By using layered depth and translucent materials, iPhone software visually connects to the Vision Pro headset. Following the departure of Jony Ive in 2019, Apple coasted on his flat design principles for years before attempting this shift toward glassmorphism. Developers are already adjusting their apps using the official documentation for adopting the interface. Reverting to a flat aesthetic now would break the unified design language Apple wants across mobile and augmented reality platforms.

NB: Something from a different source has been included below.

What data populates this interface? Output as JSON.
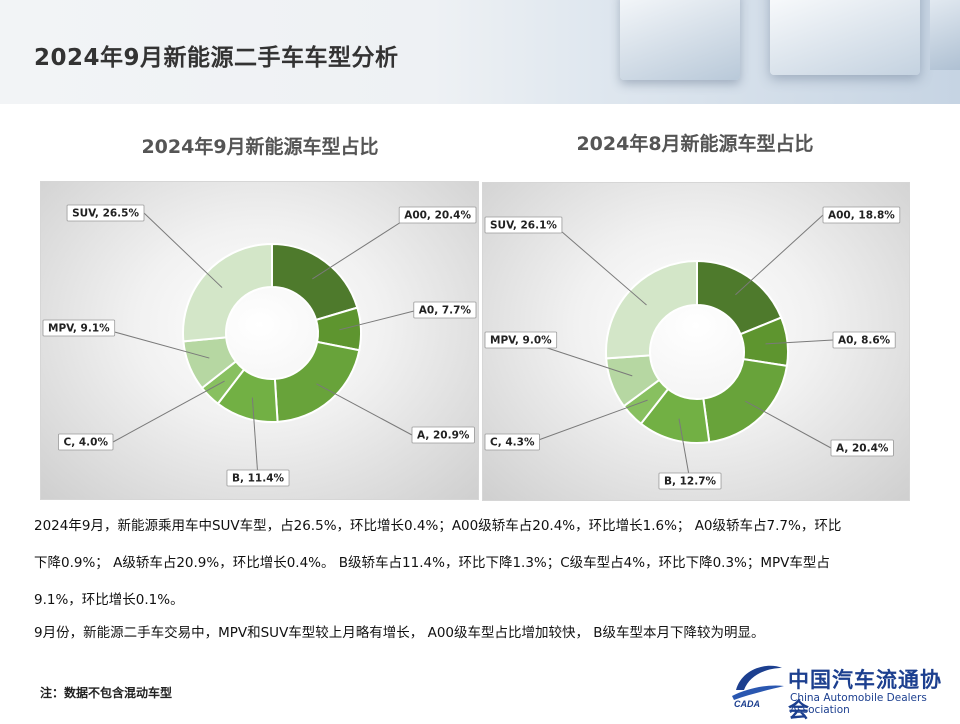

| Release Year | Software Version | Major Design Shift |
|---|---|---|
| 2013 | iOS 7 | Flat design replaces skeuomorphic style |
| 2024 | Vision Pro OS | Spatial and layered interface introduced |
| 2025 | iOS 26 | Introduction of system-wide Liquid Glass |
| 2026 | iOS 27 | Expected refinements and performance fixes |
What Snow Leopard Means for Your Next Update
Engineers inside Apple are reportedly calling iOS 27 by the internal codename Snow Leopard. This is a very intentional nod to the famous 2009 Mac update that focused almost entirely on performance tweaks and stability rather than flashy new features.
Industry reports indicate that the company will bring subtle tweaks to the interface rather than a complete rollback. The priority is optimizing the underlying code so the software runs smoothly on older processors. If Apple can eliminate the stuttering animations and improve thermal performance, much of the online anger will likely disappear.
This dedication to optimization comes at a critical time. Users routinely delay updates when they hear reports of reduced battery life or buggy apps. Delaying major security patches leaves millions of devices vulnerable to threats that newer software already addresses.
When the preview officially drops at the Worldwide Developers Conference this June, users should expect a few specific technical goals rather than a fresh coat of paint. Apple is expected to target:
- Optimized GPU compositing for base model processors
- Lower background power consumption for system menus
- Better contrast options for accessibility needs
- Smoother frame rates across all supported devices
The upcoming autumn release will test whether the #Apple ecosystem can balance its artistic ambitions with practical daily use. If the #iOS27 update fails to fix the underlying code, the company risks permanently alienating users who just want their devices to work fast and reliably.